Le 20 novembre est la Journée mondiale de l'enfance, décrétée en 1954 par l'Organisation des nations unies qui faisait alors la promesse de promouvoir le droit des enfants à s'épanouir, à apprendre et à grandir en vue de réaliser leur plein potentiel.

Les maladies du cerveau de nature psychiatrique, qui ont une racine neurodéveloppementale infantile, sont parmi celles qui nuisent le plus au développement normal du cerveau de l'enfant, en particulier en raison de leur forte prévalence. Pourtant, soutenues par les découvertes scientifiques récentes, des formes de prévention de maladies du cerveau comme la schizophrénie, la maladie bipolaire et la dépression récidivante sont devenues disponibles ; mais elles sont encore peu appliquées.

Ces trois maladies affectent 4 % de nos populations. Pour la région de Québec, par exemple, ce sont 30 000 adultes qui en souffrent. Ces adultes sont les parents de pas moins de 12 000 enfants et adolescents qui sont de 15 à 20 fois plus à risque de développer la maladie de leur parent. La région de Montréal en a tout simplement trois fois plus. La moitié de ces enfants présente, en plus, dès l'enfance des problèmes de développement, de comportement et d'apprentissage méritant une aide spécialisée.

Il est compréhensible qu'on s'attriste de désastres humanitaires à l'étranger, mais celui-ci est ubiquitaire, quotidien et persistant dans nos foyers et nos écoles. Le fardeau porté par les familles affectées par ces maladies et les coûts de santé qui y sont rattachés à court et à long terme sont sans pareil. Puisqu'il n'y a aucune priorité de santé pour ces enfants et adolescents à très haut risque, ici comme nulle part ailleurs dans le G7, cette population est inévitablement laissée à elle-même.
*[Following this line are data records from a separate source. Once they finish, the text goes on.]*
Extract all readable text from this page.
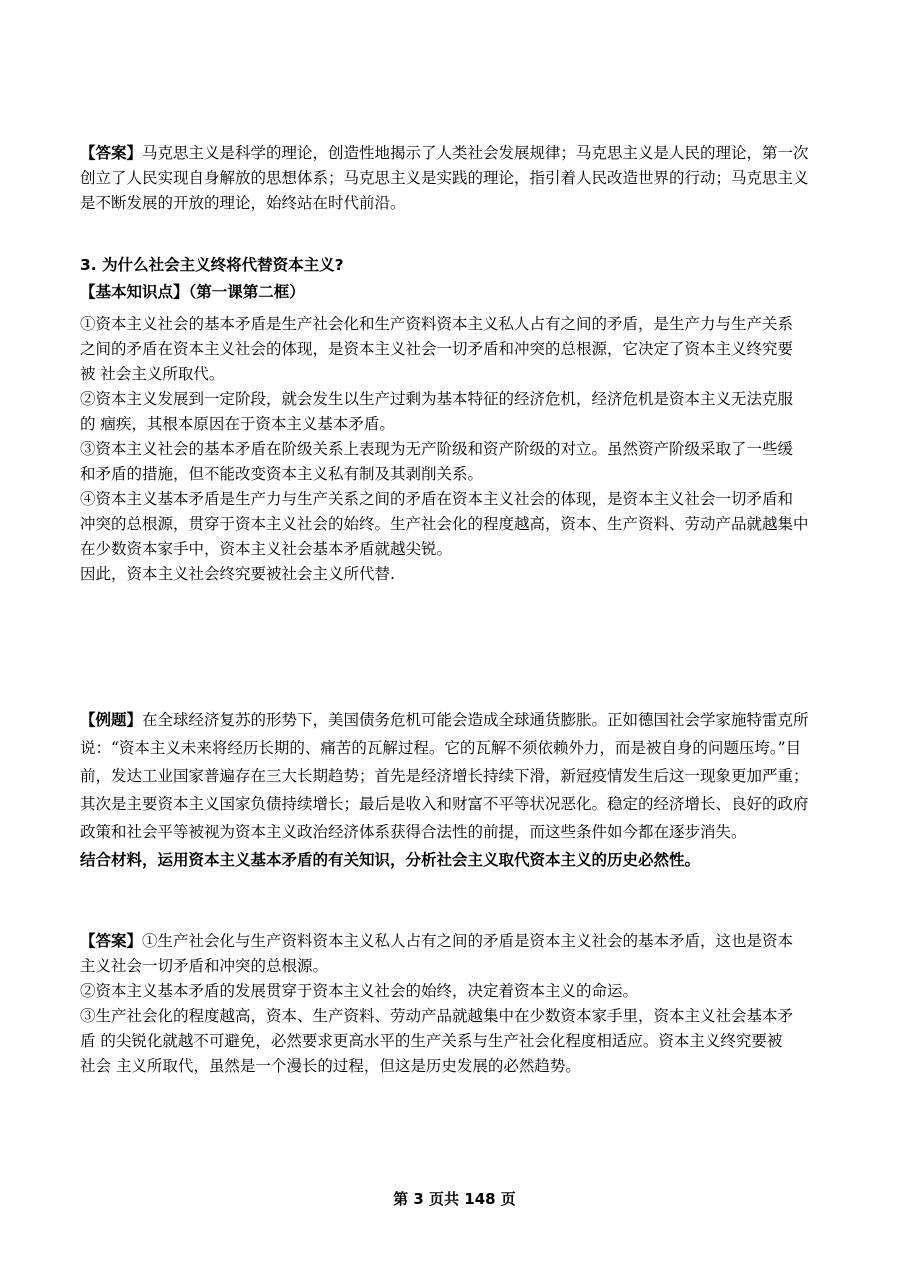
【答案】马克思主义是科学的理论，创造性地揭示了人类社会发展规律；马克思主义是人民的理论，第一次

创立了人民实现自身解放的思想体系；马克思主义是实践的理论，指引着人民改造世界的行动；马克思主义

是不断发展的开放的理论，始终站在时代前沿。

3. 为什么社会主义终将代替资本主义?
【基本知识点】（第一课第二框）

①资本主义社会的基本矛盾是生产社会化和生产资料资本主义私人占有之间的矛盾，是生产力与生产关系

之间的矛盾在资本主义社会的体现，是资本主义社会一切矛盾和冲突的总根源，它决定了资本主义终究要

被 社会主义所取代。

②资本主义发展到一定阶段，就会发生以生产过剩为基本特征的经济危机，经济危机是资本主义无法克服

的 痼疾，其根本原因在于资本主义基本矛盾。

③资本主义社会的基本矛盾在阶级关系上表现为无产阶级和资产阶级的对立。虽然资产阶级采取了一些缓

和矛盾的措施，但不能改变资本主义私有制及其剥削关系。

④资本主义基本矛盾是生产力与生产关系之间的矛盾在资本主义社会的体现，是资本主义社会一切矛盾和

冲突的总根源，贯穿于资本主义社会的始终。生产社会化的程度越高，资本、生产资料、劳动产品就越集中

在少数资本家手中，资本主义社会基本矛盾就越尖锐。

因此，资本主义社会终究要被社会主义所代替.

【例题】在全球经济复苏的形势下，美国债务危机可能会造成全球通货膨胀。正如德国社会学家施特雷克所

说：“资本主义未来将经历长期的、痛苦的瓦解过程。它的瓦解不须依赖外力，而是被自身的问题压垮。”目

前，发达工业国家普遍存在三大长期趋势；首先是经济增长持续下滑，新冠疫情发生后这一现象更加严重；

其次是主要资本主义国家负债持续增长；最后是收入和财富不平等状况恶化。稳定的经济增长、良好的政府

政策和社会平等被视为资本主义政治经济体系获得合法性的前提，而这些条件如今都在逐步消失。

结合材料，运用资本主义基本矛盾的有关知识，分析社会主义取代资本主义的历史必然性。

【答案】①生产社会化与生产资料资本主义私人占有之间的矛盾是资本主义社会的基本矛盾，这也是资本

主义社会一切矛盾和冲突的总根源。

②资本主义基本矛盾的发展贯穿于资本主义社会的始终，决定着资本主义的命运。

③生产社会化的程度越高，资本、生产资料、劳动产品就越集中在少数资本家手里，资本主义社会基本矛

盾 的尖锐化就越不可避免，必然要求更高水平的生产关系与生产社会化程度相适应。资本主义终究要被

社会 主义所取代，虽然是一个漫长的过程，但这是历史发展的必然趋势。

第 3 页共 148 页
Pourtant, une offre spécialisée de soins pourrait être offerte car la recherche scientifique montre que des moyens de prévention existent pour redresser les trajectoires de risque de ces enfants, et surtout pour diminuer l'énorme fardeau porté par les familles, un fardeau qui lui-même provoque ou aggrave la maladie. 
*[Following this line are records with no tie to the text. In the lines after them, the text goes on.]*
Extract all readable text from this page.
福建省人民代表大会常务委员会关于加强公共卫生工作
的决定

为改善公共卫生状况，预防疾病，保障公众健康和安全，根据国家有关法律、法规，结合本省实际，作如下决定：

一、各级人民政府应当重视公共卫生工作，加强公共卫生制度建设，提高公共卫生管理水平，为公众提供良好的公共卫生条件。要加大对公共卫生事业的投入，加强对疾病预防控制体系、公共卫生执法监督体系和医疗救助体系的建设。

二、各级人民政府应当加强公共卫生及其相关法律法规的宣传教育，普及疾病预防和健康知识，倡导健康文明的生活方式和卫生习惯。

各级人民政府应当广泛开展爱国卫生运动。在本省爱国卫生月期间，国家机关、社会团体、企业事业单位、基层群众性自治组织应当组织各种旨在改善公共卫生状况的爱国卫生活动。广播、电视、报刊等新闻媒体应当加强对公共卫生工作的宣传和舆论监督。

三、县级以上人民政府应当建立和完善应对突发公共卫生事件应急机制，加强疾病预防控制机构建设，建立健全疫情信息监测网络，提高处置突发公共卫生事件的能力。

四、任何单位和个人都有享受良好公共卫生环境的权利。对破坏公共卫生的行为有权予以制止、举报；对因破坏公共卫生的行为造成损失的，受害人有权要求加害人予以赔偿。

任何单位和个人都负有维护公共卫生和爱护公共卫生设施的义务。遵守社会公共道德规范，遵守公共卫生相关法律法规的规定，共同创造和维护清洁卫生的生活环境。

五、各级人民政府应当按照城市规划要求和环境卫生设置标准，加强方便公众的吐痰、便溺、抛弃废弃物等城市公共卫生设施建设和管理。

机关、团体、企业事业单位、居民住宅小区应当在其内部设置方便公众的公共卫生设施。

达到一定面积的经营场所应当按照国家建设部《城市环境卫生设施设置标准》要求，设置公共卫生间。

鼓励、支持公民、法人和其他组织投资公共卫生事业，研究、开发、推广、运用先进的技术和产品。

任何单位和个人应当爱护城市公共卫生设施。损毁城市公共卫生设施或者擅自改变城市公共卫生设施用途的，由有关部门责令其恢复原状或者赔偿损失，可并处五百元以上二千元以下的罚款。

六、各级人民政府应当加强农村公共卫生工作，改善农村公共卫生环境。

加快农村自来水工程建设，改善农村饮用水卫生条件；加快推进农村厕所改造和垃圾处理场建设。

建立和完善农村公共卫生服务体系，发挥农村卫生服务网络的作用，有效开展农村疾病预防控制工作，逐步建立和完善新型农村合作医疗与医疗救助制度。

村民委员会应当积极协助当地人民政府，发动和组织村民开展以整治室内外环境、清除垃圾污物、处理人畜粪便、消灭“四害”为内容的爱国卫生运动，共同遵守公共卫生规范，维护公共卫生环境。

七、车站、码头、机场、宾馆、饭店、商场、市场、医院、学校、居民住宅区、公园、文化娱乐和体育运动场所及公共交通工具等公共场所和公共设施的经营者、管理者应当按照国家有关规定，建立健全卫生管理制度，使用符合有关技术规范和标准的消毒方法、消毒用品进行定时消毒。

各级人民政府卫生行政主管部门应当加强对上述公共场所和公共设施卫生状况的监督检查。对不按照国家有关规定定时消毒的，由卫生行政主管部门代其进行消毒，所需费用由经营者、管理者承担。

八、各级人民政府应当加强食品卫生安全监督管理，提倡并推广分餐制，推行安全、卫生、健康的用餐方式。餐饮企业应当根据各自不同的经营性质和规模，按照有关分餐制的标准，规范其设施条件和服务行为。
Dans une région comme Québec, 300 nouvelles incidences de la maladie surviennent annuellement et, pour la majorité, l'arrivée à l'urgence médicale en état critique entre 15 et 28 ans constitue le premier contact avec le système de santé. 
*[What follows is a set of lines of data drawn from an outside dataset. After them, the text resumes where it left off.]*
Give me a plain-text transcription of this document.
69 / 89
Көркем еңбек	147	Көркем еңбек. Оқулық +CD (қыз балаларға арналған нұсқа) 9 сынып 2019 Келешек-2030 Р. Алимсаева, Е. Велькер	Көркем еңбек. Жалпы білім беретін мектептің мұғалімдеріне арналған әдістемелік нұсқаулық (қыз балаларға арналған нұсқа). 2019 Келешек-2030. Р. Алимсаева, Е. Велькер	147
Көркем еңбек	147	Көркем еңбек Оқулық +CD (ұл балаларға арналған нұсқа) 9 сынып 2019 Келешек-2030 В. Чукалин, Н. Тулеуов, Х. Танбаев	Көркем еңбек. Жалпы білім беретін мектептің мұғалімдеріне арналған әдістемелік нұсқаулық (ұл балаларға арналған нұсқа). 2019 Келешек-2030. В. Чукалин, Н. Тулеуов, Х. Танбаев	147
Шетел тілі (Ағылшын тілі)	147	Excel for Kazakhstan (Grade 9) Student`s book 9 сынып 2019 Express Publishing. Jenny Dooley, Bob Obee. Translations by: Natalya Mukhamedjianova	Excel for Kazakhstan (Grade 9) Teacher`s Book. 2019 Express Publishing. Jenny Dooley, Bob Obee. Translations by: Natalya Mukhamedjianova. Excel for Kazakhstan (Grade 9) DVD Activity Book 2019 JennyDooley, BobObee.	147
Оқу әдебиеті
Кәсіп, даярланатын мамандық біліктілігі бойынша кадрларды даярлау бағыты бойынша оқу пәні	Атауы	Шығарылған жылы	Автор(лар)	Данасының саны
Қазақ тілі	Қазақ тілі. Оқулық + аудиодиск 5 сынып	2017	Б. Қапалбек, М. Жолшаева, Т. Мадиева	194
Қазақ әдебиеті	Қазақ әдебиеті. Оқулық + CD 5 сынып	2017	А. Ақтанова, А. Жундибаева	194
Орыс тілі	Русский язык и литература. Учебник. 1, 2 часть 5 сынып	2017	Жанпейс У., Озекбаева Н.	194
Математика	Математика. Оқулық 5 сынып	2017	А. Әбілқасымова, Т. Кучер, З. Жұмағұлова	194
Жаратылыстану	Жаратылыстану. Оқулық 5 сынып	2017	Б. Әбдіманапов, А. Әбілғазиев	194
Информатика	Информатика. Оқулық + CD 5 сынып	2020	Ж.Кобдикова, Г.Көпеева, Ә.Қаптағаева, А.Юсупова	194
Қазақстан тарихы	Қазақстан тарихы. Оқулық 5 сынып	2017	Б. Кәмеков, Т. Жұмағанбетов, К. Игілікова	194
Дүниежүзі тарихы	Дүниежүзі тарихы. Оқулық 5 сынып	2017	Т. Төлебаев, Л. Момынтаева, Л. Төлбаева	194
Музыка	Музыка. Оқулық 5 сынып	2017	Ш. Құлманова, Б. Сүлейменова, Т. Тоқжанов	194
Les moyens existent maintenant pour faire autrement. Les récentes découvertes scientifiques montrent qu'on peut, par exemple, distinguer parmi les enfants d'un parent affecté par la maladie ceux, des frères et soeurs, qui portent les indicateurs de dysfonctions du cerveau que les patients adultes eux-mêmes présentent. Les enfants et adolescents qui présentent des problèmes développementaux nuisant à leur épanouissement social et scolaire méritent un accès précoce et continu aux moyens thérapeutiques éprouvés afin de redresser une trajectoire de risque et ainsi alléger le fardeau individuel et familial.

Il existe plusieurs défis à affronter pour résoudre rapidement cette situation affligeante. D'abord, le manque d'information : les familles et les professionnels ne savent pas reconnaître les signes précurseurs de la maladie, ni à quelle porte frapper en cas de besoin.

Ensuite, la barrière entre soins de santé mentale adultes et infantiles : les médecins et intervenants oeuvrant auprès du parent affecté par ces trois maladies s'informent rarement de leurs enfants et ne les réfèrent pas à une clinique développementale spécialisée.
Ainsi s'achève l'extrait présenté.